Somos vigiados pelos nossos próprios amigos.



A ideia de panóptico social vem de uma teoria que levantei alguns anos atrás: vivemos uma época em que a exposição do cotidiano ganhou o interesse da sociedade. Chamo isso de “era da exposição”.

Chegamos nesse cenário por conta não só do surgimento de plataformas de redes sociais, mas pela evolução da própria sociedade. Da valorização da imagem para a sociedade do espetáculo e por aí adiante. Na televisão essa valorização do cotidiano teve início com os reality shows. A onda era ver gente comum. Um recorte amplificado do que é parte da realidade cotidiana.

Daí, do reality show para os blogs e perfis nas redes sociais foi um pulo natural. Agora o show da vida cotidiana e da loucura de cada um de nós é exposta para milhões sem a necessidade de passar pelo aval de uma emissora de TV.

Pois bem, tudo isso já é realidade.  Nos vemos no seguinte cenário: somos vigiados pelos nossos próprios amigos.

Quando você acessa o twitter, facebook ou google+, a primeira tela que lhe aparece não são informações suas ou então notícias da imprensa. São as publicações dos demais usuários. Você é convidado pela plataforma a constantemente acompanhar o que os outros estão expondo a cada minuto.

As adolescentes já ganharam o costume de publicar fotos do seu “look do dia” e esperar pela “reação” da sua audiência nas redes.

Esse comportamento faz com que não só o estilo visual, mas todo o comportamento daquela pessoa seja pautado pela opinião do outro. Nada mais natural do que já acontece há décadas dentro de qualquer escola. A diferença é que o meio digital oferece uma amplificação dessa exposição.

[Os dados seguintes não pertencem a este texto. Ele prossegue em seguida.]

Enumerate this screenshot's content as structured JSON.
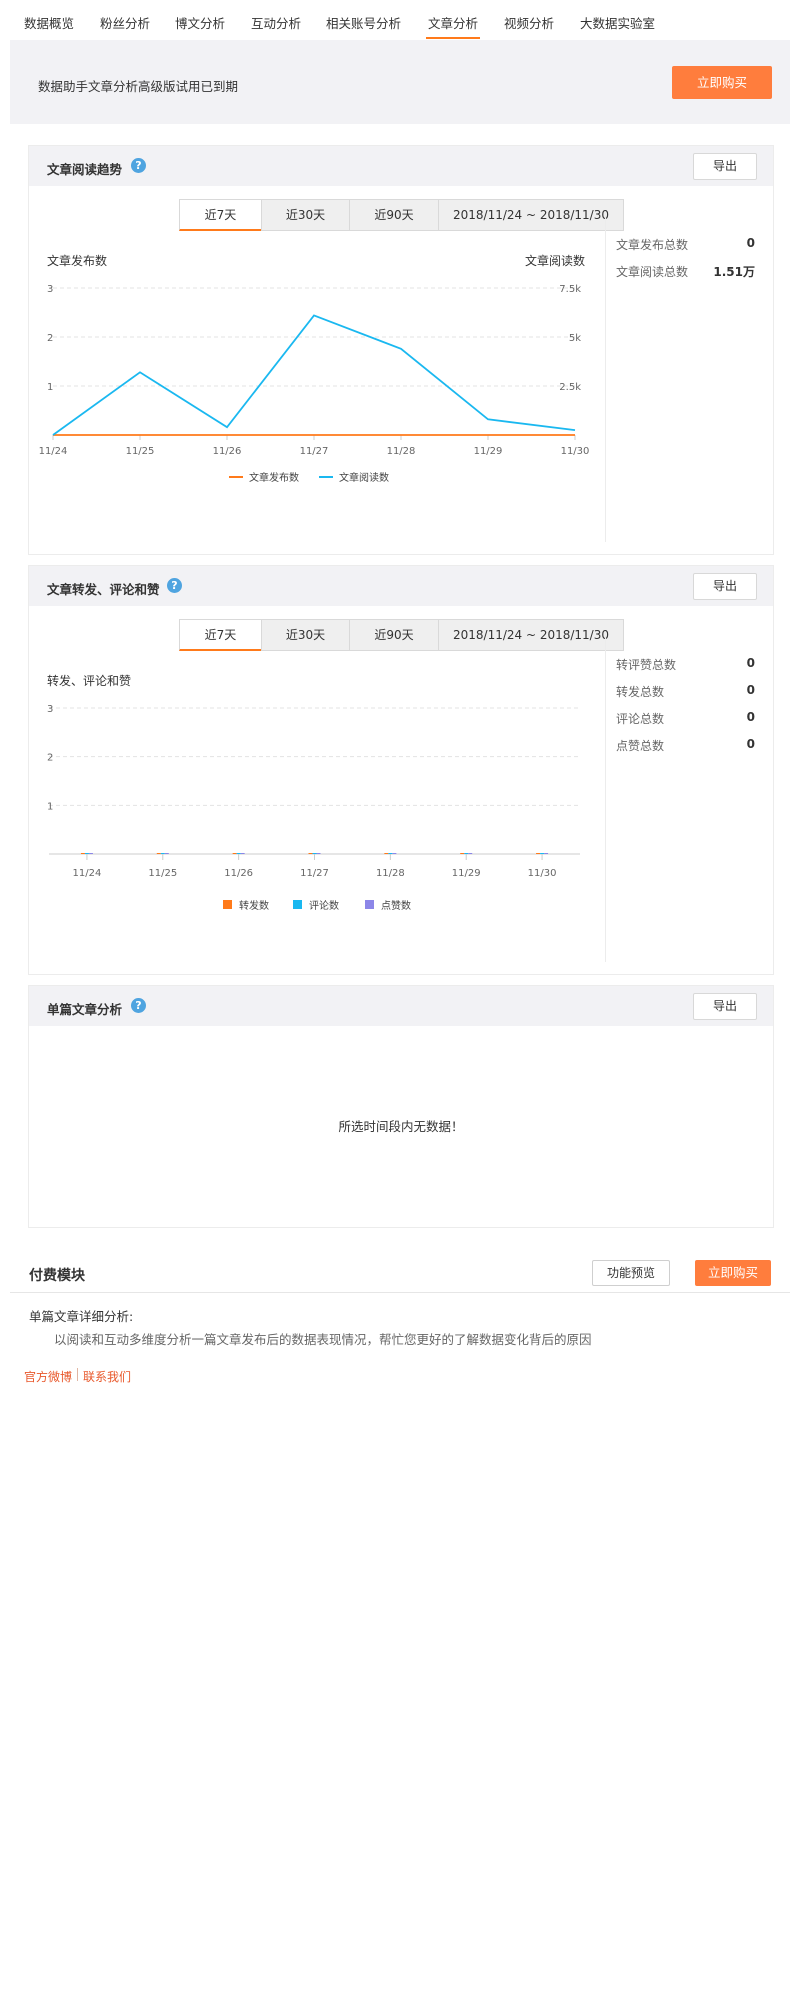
{
  "nav": {
    "items": [
      "数据概览",
      "粉丝分析",
      "博文分析",
      "互动分析",
      "相关账号分析",
      "文章分析",
      "视频分析",
      "大数据实验室"
    ],
    "active_index": 5
  },
  "banner": {
    "text": "数据助手文章分析高级版试用已到期",
    "buy_label": "立即购买"
  },
  "panel1": {
    "title": "文章阅读趋势",
    "help": "?",
    "export": "导出",
    "tabs": [
      "近7天",
      "近30天",
      "近90天",
      "2018/11/24 ~ 2018/11/30"
    ],
    "left_axis_title": "文章发布数",
    "right_axis_title": "文章阅读数",
    "summary": [
      {
        "label": "文章发布总数",
        "value": "0"
      },
      {
        "label": "文章阅读总数",
        "value": "1.51万"
      }
    ]
  },
  "panel2": {
    "title": "文章转发、评论和赞",
    "help": "?",
    "export": "导出",
    "tabs": [
      "近7天",
      "近30天",
      "近90天",
      "2018/11/24 ~ 2018/11/30"
    ],
    "axis_title": "转发、评论和赞",
    "summary": [
      {
        "label": "转评赞总数",
        "value": "0"
      },
      {
        "label": "转发总数",
        "value": "0"
      },
      {
        "label": "评论总数",
        "value": "0"
      },
      {
        "label": "点赞总数",
        "value": "0"
      }
    ]
  },
  "panel3": {
    "title": "单篇文章分析",
    "help": "?",
    "export": "导出",
    "empty_text": "所选时间段内无数据！"
  },
  "paid": {
    "title": "付费模块",
    "preview_label": "功能预览",
    "buy_label": "立即购买",
    "subtitle": "单篇文章详细分析:",
    "description": "以阅读和互动多维度分析一篇文章发布后的数据表现情况，帮忙您更好的了解数据变化背后的原因"
  },
  "footer": {
    "weibo": "官方微博",
    "contact": "联系我们"
  },
  "colors": {
    "accent": "#ff7d3d",
    "line_publish": "#ff7a1a",
    "line_read": "#1ab8f0",
    "bar_comment": "#1ab8f0",
    "bar_like": "#8c86e8",
    "help": "#4fa4e0"
  },
  "chart_data": [
    {
      "type": "line",
      "x": [
        "11/24",
        "11/25",
        "11/26",
        "11/27",
        "11/28",
        "11/29",
        "11/30"
      ],
      "ylim_left": [
        0,
        3
      ],
      "left_ticks": [
        "1",
        "2",
        "3"
      ],
      "ylim_right": [
        0,
        7500
      ],
      "right_ticks": [
        "2.5k",
        "5k",
        "7.5k"
      ],
      "series": [
        {
          "name": "文章发布数",
          "axis": "left",
          "color": "#ff7a1a",
          "values": [
            0,
            0,
            0,
            0,
            0,
            0,
            0
          ]
        },
        {
          "name": "文章阅读数",
          "axis": "right",
          "color": "#1ab8f0",
          "values": [
            0,
            3200,
            400,
            6100,
            4400,
            800,
            250
          ]
        }
      ],
      "legend": "bottom",
      "grid": true
    },
    {
      "type": "bar",
      "categories": [
        "11/24",
        "11/25",
        "11/26",
        "11/27",
        "11/28",
        "11/29",
        "11/30"
      ],
      "ylim": [
        0,
        3
      ],
      "ticks": [
        "1",
        "2",
        "3"
      ],
      "series": [
        {
          "name": "转发数",
          "color": "#ff7a1a",
          "values": [
            0,
            0,
            0,
            0,
            0,
            0,
            0
          ]
        },
        {
          "name": "评论数",
          "color": "#1ab8f0",
          "values": [
            0,
            0,
            0,
            0,
            0,
            0,
            0
          ]
        },
        {
          "name": "点赞数",
          "color": "#8c86e8",
          "values": [
            0,
            0,
            0,
            0,
            0,
            0,
            0
          ]
        }
      ],
      "legend": "bottom",
      "grid": true
    }
  ]
}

A audiência agora não são apenas os colegas da escola, da mesma idade e perfil social. A audiência agora é global e ainda estamos descobrindo as possíveis ramificações que isso pode gerar. Muda também a velocidade com que a evolução do processo social ocorre. O desenvolvimento da moda, por exemplo, ganha uma nova dinâmica com a interferência do compartilhamento nas redes. Os mais conservadores ficariam aterrorizados em ver a rapidez com que o tamanho de uma mini saia diminui e o decote aumenta dentro de um instagram ou dujour.

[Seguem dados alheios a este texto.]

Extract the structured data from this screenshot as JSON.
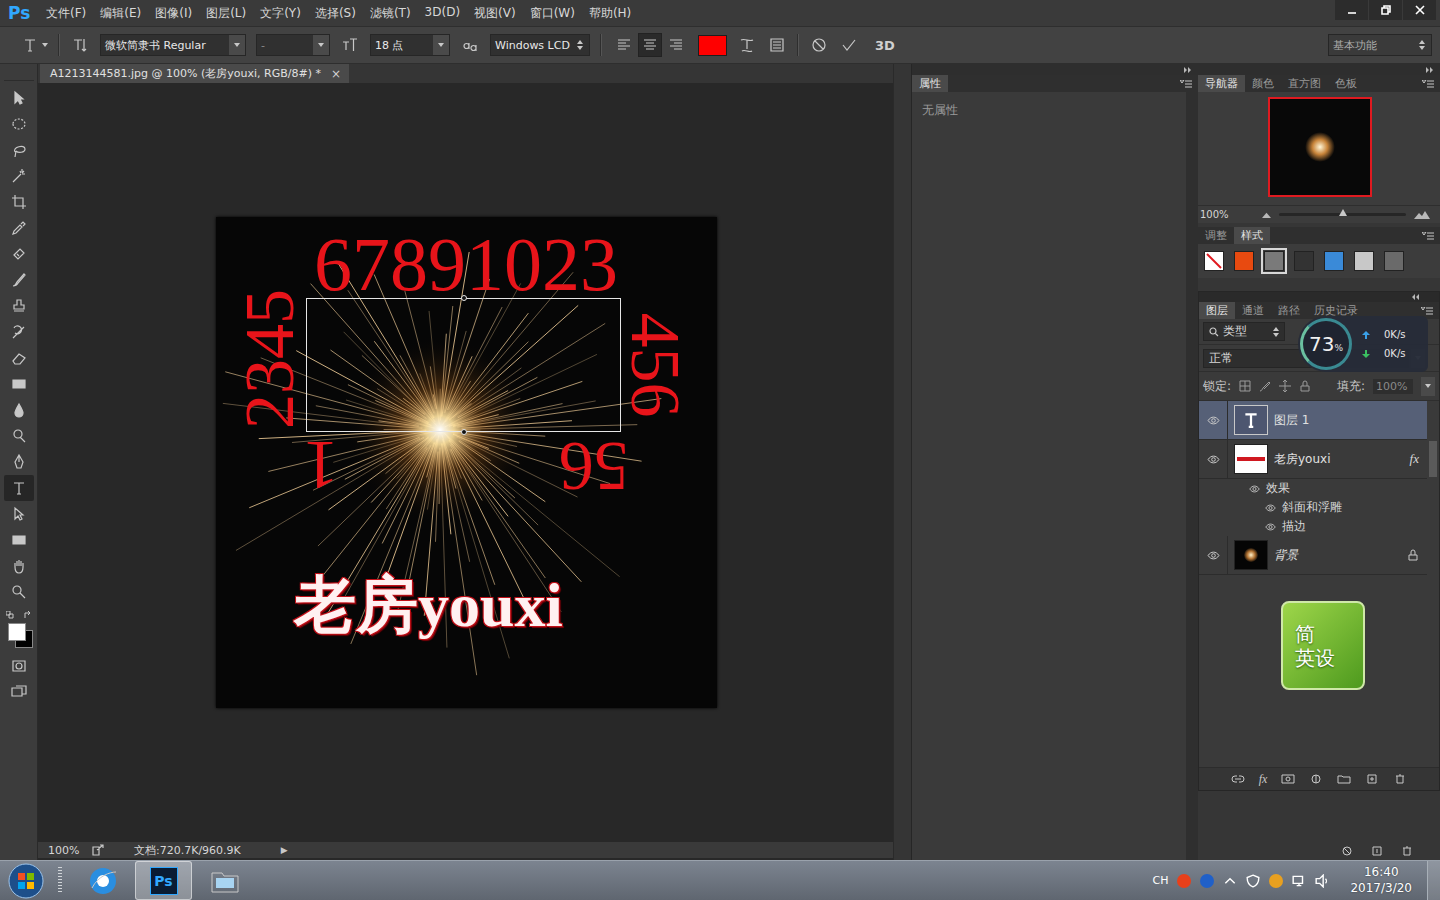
{
  "app": {
    "logo": "Ps",
    "menus": [
      "文件(F)",
      "编辑(E)",
      "图像(I)",
      "图层(L)",
      "文字(Y)",
      "选择(S)",
      "滤镜(T)",
      "3D(D)",
      "视图(V)",
      "窗口(W)",
      "帮助(H)"
    ]
  },
  "options": {
    "font_family": "微软简隶书 Regular",
    "font_style": "-",
    "font_size": "18 点",
    "antialias": "Windows LCD",
    "align": [
      {
        "selected": false
      },
      {
        "selected": true
      },
      {
        "selected": false
      }
    ],
    "color": "#ff0000",
    "threed": "3D",
    "workspace": "基本功能"
  },
  "tools": [
    {
      "selected": false
    },
    {
      "selected": false
    },
    {
      "selected": false
    },
    {
      "selected": false
    },
    {
      "selected": false
    },
    {
      "selected": false
    },
    {
      "selected": false
    },
    {
      "selected": false
    },
    {
      "selected": false
    },
    {
      "selected": false
    },
    {
      "selected": false
    },
    {
      "selected": false
    },
    {
      "selected": false
    },
    {
      "selected": false
    },
    {
      "selected": false
    },
    {
      "selected": true
    },
    {
      "selected": false
    },
    {
      "selected": false
    },
    {
      "selected": false
    },
    {
      "selected": false
    }
  ],
  "colors": {
    "foreground": "#ffffff",
    "background": "#000000"
  },
  "document": {
    "tab": "A1213144581.jpg @ 100% (老房youxi, RGB/8#) *",
    "close": "×",
    "texts": {
      "top": "67891023",
      "left": "2345",
      "right": "456",
      "bottom_left": "1",
      "bottom_right": "56",
      "title": "老房youxi"
    }
  },
  "status_bar": {
    "zoom": "100%",
    "doc_size": "文档:720.7K/960.9K",
    "menu_arrow": "▶"
  },
  "properties": {
    "tab": "属性",
    "empty": "无属性"
  },
  "navigator": {
    "tabs": [
      {
        "label": "导航器",
        "selected": true
      },
      {
        "label": "颜色",
        "selected": false
      },
      {
        "label": "直方图",
        "selected": false
      },
      {
        "label": "色板",
        "selected": false
      }
    ],
    "zoom": "100%",
    "level": 0.5
  },
  "styles": {
    "tabs": [
      {
        "label": "调整",
        "selected": false
      },
      {
        "label": "样式",
        "selected": true
      }
    ],
    "swatches": [
      {
        "kind": "none",
        "color": "#ffffff",
        "selected": false
      },
      {
        "kind": "fill",
        "color": "#e84a10",
        "selected": false
      },
      {
        "kind": "fill",
        "color": "#7a7a7a",
        "selected": true
      },
      {
        "kind": "fill",
        "color": "#333333",
        "selected": false
      },
      {
        "kind": "fill",
        "color": "#3a8ad8",
        "selected": false
      },
      {
        "kind": "fill",
        "color": "#c8c8c8",
        "selected": false
      },
      {
        "kind": "fill",
        "color": "#6a6a6a",
        "selected": false
      }
    ]
  },
  "layers": {
    "tabs": [
      {
        "label": "图层",
        "selected": true
      },
      {
        "label": "通道",
        "selected": false
      },
      {
        "label": "路径",
        "selected": false
      },
      {
        "label": "历史记录",
        "selected": false
      }
    ],
    "filter": "类型",
    "blend": "正常",
    "lock_label": "锁定:",
    "fill_label": "填充:",
    "fill": "100%",
    "footer_fx": "fx",
    "items": [
      {
        "kind": "text",
        "name": "图层 1",
        "selected": true,
        "visible": true,
        "fx": "",
        "locked": false,
        "effects_label": "",
        "effects": []
      },
      {
        "kind": "image",
        "name": "老房youxi",
        "selected": false,
        "visible": true,
        "fx": "fx",
        "locked": false,
        "effects_label": "效果",
        "effects": [
          {
            "name": "斜面和浮雕",
            "visible": true
          },
          {
            "name": "描边",
            "visible": true
          }
        ]
      },
      {
        "kind": "photo",
        "name": "背景",
        "selected": false,
        "visible": true,
        "fx": "",
        "locked": true,
        "effects_label": "",
        "effects": []
      }
    ]
  },
  "net_meter": {
    "value": "73",
    "unit": "%",
    "up": "0K/s",
    "down": "0K/s"
  },
  "ime": {
    "mode": "简",
    "label": "英设"
  },
  "taskbar": {
    "apps": [
      {
        "kind": "ie",
        "label": "",
        "selected": false
      },
      {
        "kind": "ps",
        "label": "Ps",
        "selected": true
      },
      {
        "kind": "folder",
        "label": "",
        "selected": false
      }
    ],
    "lang": "CH",
    "time": "16:40",
    "date": "2017/3/20"
  }
}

Outro ponto: o costume em opinar frequentemente sobre o que é publicado pelos amigos vai se intensificando a ponto de abrir espaço para as críticas. Passa a ser “natural” criticar nas redes as atitudes do outro. Algumas vezes chega a ser uma espécie de bullying disfarçado de auto-regulamentação da moral nas redes.

É claro, há por trás disso situações clássicas e atemporais, como o confronto das classes sociais. Conforme cresce a popularização dos smartphones e consequentemente das redes sociais, mais choques culturais ocorrerão.

Porém não é só isso, há ainda uma indefinição em jogo na relação do discurso privado e  público.  Estamos - ainda - definindo limites, e em situações assim, cometemos exageros, tanto do lado de quem publica quanto de quem critica. Há o caso da carteirada da blogueira da Capricho, do post com dias de como viajar com babás e o vídeo do menino Nissin e a baleia. Além destes, vale refletir sobre as consequências do panóptico social (que se transformou num verdadeiro cyberbullying) ocorrido numa única foto publicada pela menina Julia Gabrielle.

Enfim, somos vigiados. Não só pelo governo. Antes pensávamos que a vigilância ganharia real abrangência conforme o desenvolvimento tecnológico. Estávamos certos, mas acreditávamos que haveria por trás um único órgão gestor da vigilância. Quem sabe um governo autoritário, ou talvez as próprias máquinas quando alcançassem autonomia e inteligência. Pois bem, hoje o poder maior que nos rege é a própria sociedade em rede. Nada mais óbvio. Ponto para Manuel Castells e Pierre Lévy.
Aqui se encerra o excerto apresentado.